I'd like to end the prayer section of this blog reflecting on a few key points I've learned about prayer.


  • Foster advises to not make prayer complicated but to come to the Lord as a child to her Father in honesty and humility. Seeing prayer this way gives me peace.
  • Pray for others. All the time. God's compassion in us drives us in prayer. Foster says if we dread praying for someone then don't. He will give the assignment to someone else with compassion for the person or circumstance. We are not necessarily called to pray for every thing that is before us that needs prayer. I recently felt an overwhelming amount of emotion when reconnecting with an old friend and looking through her online photos. I felt so much a desire to pray for her, so I did. When I shared this with her in an email she messaged me back with a piece of wisdom I have never heard: "Let the emotions flow like tears. Intercession doesn't always mean there is a great need to address but it also means there is a great and deep communion to be had."
  • What she said is exactly what I had been realizing about prayer. Prayer is communion. It changes lives and circumstances, but mostly it changes us because we are in communion with our heavenly Father.

Friday, March 11, 2011

Prayer | Days 19-32

I am slow to put my goals into practice. I am slow to accomplish items on any to-do list unless it is easy or quick. That being said, I've barely scratched the surface of my goals listed in the last blog (I at least have a prayer box now) and feel like I've only dipped a toe in the ocean of disciplined prayer. I might take Richard Foster's suggestion of reading a whole other book on prayer because there is too much to fit into his one chapter. Perhaps I should do my own Scriptural study on prayer. Honestly, I don't really want to and it seems kind of silly to some extent.
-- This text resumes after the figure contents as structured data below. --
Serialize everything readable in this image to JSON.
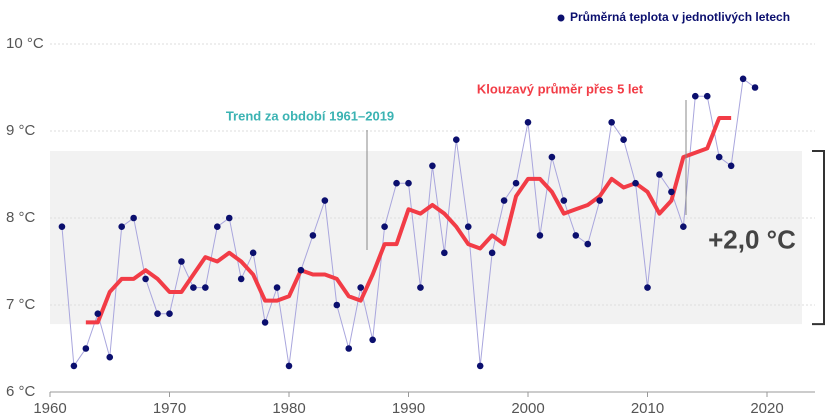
{
  "chart_data": {
    "type": "line",
    "x": [
      1961,
      1962,
      1963,
      1964,
      1965,
      1966,
      1967,
      1968,
      1969,
      1970,
      1971,
      1972,
      1973,
      1974,
      1975,
      1976,
      1977,
      1978,
      1979,
      1980,
      1981,
      1982,
      1983,
      1984,
      1985,
      1986,
      1987,
      1988,
      1989,
      1990,
      1991,
      1992,
      1993,
      1994,
      1995,
      1996,
      1997,
      1998,
      1999,
      2000,
      2001,
      2002,
      2003,
      2004,
      2005,
      2006,
      2007,
      2008,
      2009,
      2010,
      2011,
      2012,
      2013,
      2014,
      2015,
      2016,
      2017,
      2018,
      2019
    ],
    "series": [
      {
        "name": "Průměrná teplota v jednotlivých letech",
        "color": "#0b0f6e",
        "values": [
          7.9,
          6.3,
          6.5,
          6.9,
          6.4,
          7.9,
          8.0,
          7.3,
          6.9,
          6.9,
          7.5,
          7.2,
          7.2,
          7.9,
          8.0,
          7.3,
          7.6,
          6.8,
          7.2,
          6.3,
          7.4,
          7.8,
          8.2,
          7.0,
          6.5,
          7.2,
          6.6,
          7.9,
          8.4,
          8.4,
          7.2,
          8.6,
          7.6,
          8.9,
          7.9,
          6.3,
          7.6,
          8.2,
          8.4,
          9.1,
          7.8,
          8.7,
          8.2,
          7.8,
          7.7,
          8.2,
          9.1,
          8.9,
          8.4,
          7.2,
          8.5,
          8.3,
          7.9,
          9.4,
          9.4,
          8.7,
          8.6,
          9.6,
          9.5
        ]
      },
      {
        "name": "Klouzavý průměr přes 5 let",
        "color": "#f23c46",
        "values": [
          null,
          null,
          6.8,
          6.8,
          7.15,
          7.3,
          7.3,
          7.4,
          7.3,
          7.15,
          7.15,
          7.35,
          7.55,
          7.5,
          7.6,
          7.5,
          7.35,
          7.05,
          7.05,
          7.1,
          7.4,
          7.35,
          7.35,
          7.3,
          7.1,
          7.05,
          7.35,
          7.7,
          7.7,
          8.1,
          8.05,
          8.15,
          8.05,
          7.9,
          7.7,
          7.65,
          7.8,
          7.7,
          8.25,
          8.45,
          8.45,
          8.3,
          8.05,
          8.1,
          8.15,
          8.25,
          8.45,
          8.35,
          8.4,
          8.3,
          8.05,
          8.2,
          8.7,
          8.75,
          8.8,
          9.15,
          9.15,
          null,
          null
        ]
      },
      {
        "name": "Trend za období 1961–2019",
        "color": "#94d4d4",
        "values": [
          6.78,
          null,
          null,
          null,
          null,
          null,
          null,
          null,
          null,
          null,
          null,
          null,
          null,
          null,
          null,
          null,
          null,
          null,
          null,
          null,
          null,
          null,
          null,
          null,
          null,
          null,
          null,
          null,
          null,
          null,
          null,
          null,
          null,
          null,
          null,
          null,
          null,
          null,
          null,
          null,
          null,
          null,
          null,
          null,
          null,
          null,
          null,
          null,
          null,
          null,
          null,
          null,
          null,
          null,
          null,
          null,
          null,
          null,
          8.77
        ]
      }
    ],
    "band": {
      "range": [
        6.78,
        8.77
      ],
      "label": "+2,0 °C"
    },
    "xlim": [
      1960,
      2025
    ],
    "xticks": [
      1960,
      1970,
      1980,
      1990,
      2000,
      2010,
      2020
    ],
    "ylim": [
      6,
      10
    ],
    "yticks": [
      {
        "value": 6,
        "label": "6 °C"
      },
      {
        "value": 7,
        "label": "7 °C"
      },
      {
        "value": 8,
        "label": "8 °C"
      },
      {
        "value": 9,
        "label": "9 °C"
      },
      {
        "value": 10,
        "label": "10 °C"
      }
    ],
    "grid": true
  }
}
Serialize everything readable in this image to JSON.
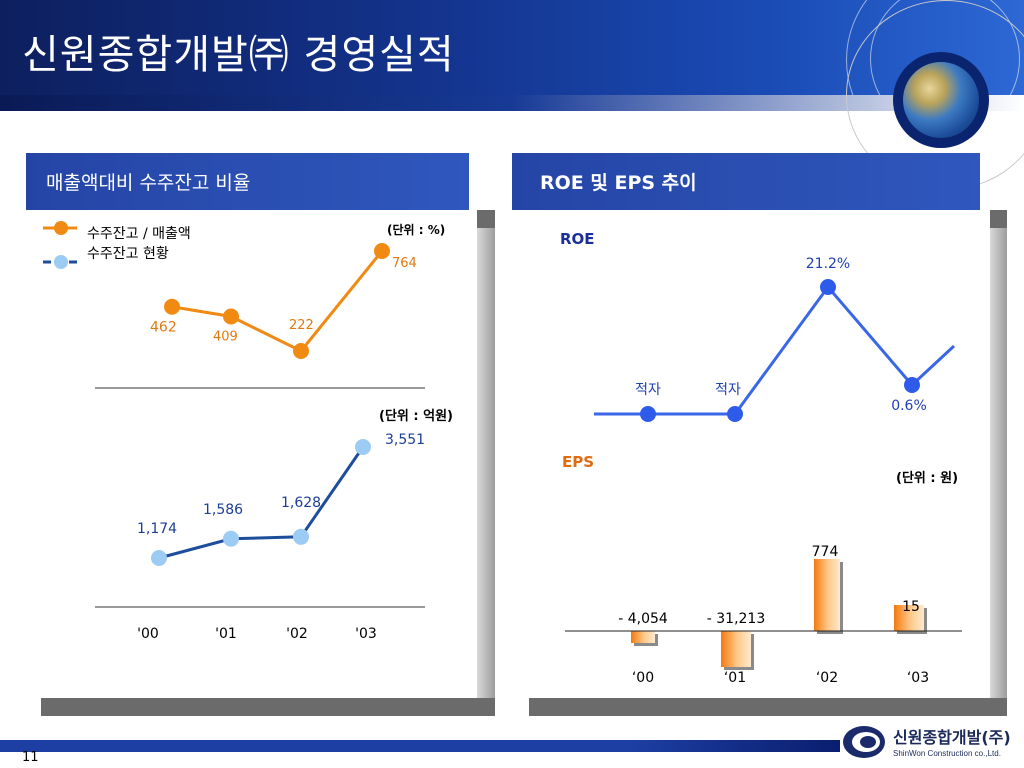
{
  "header": {
    "title": "신원종합개발㈜ 경영실적"
  },
  "left_panel": {
    "title": "매출액대비  수주잔고 비율",
    "legend": [
      {
        "label": "수주잔고 / 매출액",
        "color": "#f08a12"
      },
      {
        "label": "수주잔고 현황",
        "color": "#9ccbf3"
      }
    ],
    "unit_ratio": "(단위 : %)",
    "unit_backlog": "(단위 : 억원)",
    "x_labels": [
      "'00",
      "'01",
      "'02",
      "'03"
    ]
  },
  "right_panel": {
    "title": "ROE 및 EPS 추이",
    "roe_label": "ROE",
    "eps_label": "EPS",
    "unit_eps": "(단위 : 원)",
    "x_labels": [
      "‘00",
      "‘01",
      "‘02",
      "‘03"
    ]
  },
  "chart_data": [
    {
      "type": "line",
      "categories": [
        "'00",
        "'01",
        "'02",
        "'03"
      ],
      "series": [
        {
          "name": "수주잔고 / 매출액",
          "values": [
            462,
            409,
            222,
            764
          ],
          "labels": [
            "462",
            "409",
            "222",
            "764"
          ]
        }
      ],
      "ylabel": "(단위 : %)"
    },
    {
      "type": "line",
      "categories": [
        "'00",
        "'01",
        "'02",
        "'03"
      ],
      "series": [
        {
          "name": "수주잔고 현황",
          "values": [
            1174,
            1586,
            1628,
            3551
          ],
          "labels": [
            "1,174",
            "1,586",
            "1,628",
            "3,551"
          ]
        }
      ],
      "ylabel": "(단위 : 억원)"
    },
    {
      "type": "line",
      "categories": [
        "‘00",
        "‘01",
        "‘02",
        "‘03"
      ],
      "series": [
        {
          "name": "ROE",
          "values": [
            null,
            null,
            21.2,
            0.6
          ],
          "labels": [
            "적자",
            "적자",
            "21.2%",
            "0.6%"
          ]
        }
      ],
      "ylim": [
        -8,
        22
      ]
    },
    {
      "type": "bar",
      "categories": [
        "‘00",
        "‘01",
        "‘02",
        "‘03"
      ],
      "series": [
        {
          "name": "EPS",
          "values": [
            -4054,
            -31213,
            774,
            15
          ],
          "labels": [
            "- 4,054",
            "- 31,213",
            "774",
            "15"
          ]
        }
      ],
      "ylabel": "(단위 : 원)"
    }
  ],
  "footer": {
    "page": "11",
    "company_ko": "신원종합개발(주)",
    "company_en": "ShinWon Construction co.,Ltd."
  },
  "colors": {
    "orange": "#f08a12",
    "light_blue": "#9ccbf3",
    "navy": "#1d4e9c",
    "roe_blue": "#3a66e8",
    "panel_blue": "#2a4fb6"
  }
}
I guess what bugs me about the exploration of prayer (whether my own exploration or someone else's) is that it can turn into such an intense separate subject that it detracts from the key message/goal which is God Himself. I don't want to study prayer. I want to draw closer to God and know Him more. Prayer is just a way of doing that and seems simple enough without having to study it, for crying out loud. Jesus' example of prayer is so perfectly simple and all encompassing ("Our Father who art in heaven..."). Yet, He spoke with God so regularly I would hardly call it prayer. I would call it communion. Is that what prayer is? Then why is it important for me to make prayer a distinct discipline when it should be a common integrated part of my life? In my mind, prayer should not even be a word. Communion makes most sense. It's what takes place when two come together and converse. A lack of conversation is almost impossible with my husband on a daily basis. So shouldn't a lack of conversation be almost impossible with the God who lives inside me? The times when I lack conversation with my husband is when we are on bad terms with one another. We don't desire to be with one another when we've hurt or misunderstood each other. Thankfully God does not do wrong or misunderstand me. It's a one-sided issue when there is an issue. Which means I have the ability to draw near again to him when I confess and submit. And if confession and submission are daily then I stay in communion.

Communion. When I think of prayer in this way, I desire it. I see God sitting with me as I thank Him for the meal. I feel His arm around me when I cry in despair for a hurt loved one. I see Him nod in understanding when I'm frustrated with violence and injustice.

God, I long to experience communion with you all day every day. Help me to never face an hour without speaking and listening to you. You ARE near. I just sometimes forget You're with me and walk away from You. Please help me remember. Brand Yourself on my heart so I know forever I'm Yours.
 __________________

A side note: I unplugged our TV for Lent. My days feel suddenly longer and I'm playing with more toys and reading more books and washing more dishes. :)


Another side note: I think I've made small forward steps in my communion with God. I'm asking for guidance more before I pray. I love the practice of listening to Him before jumping into prayer.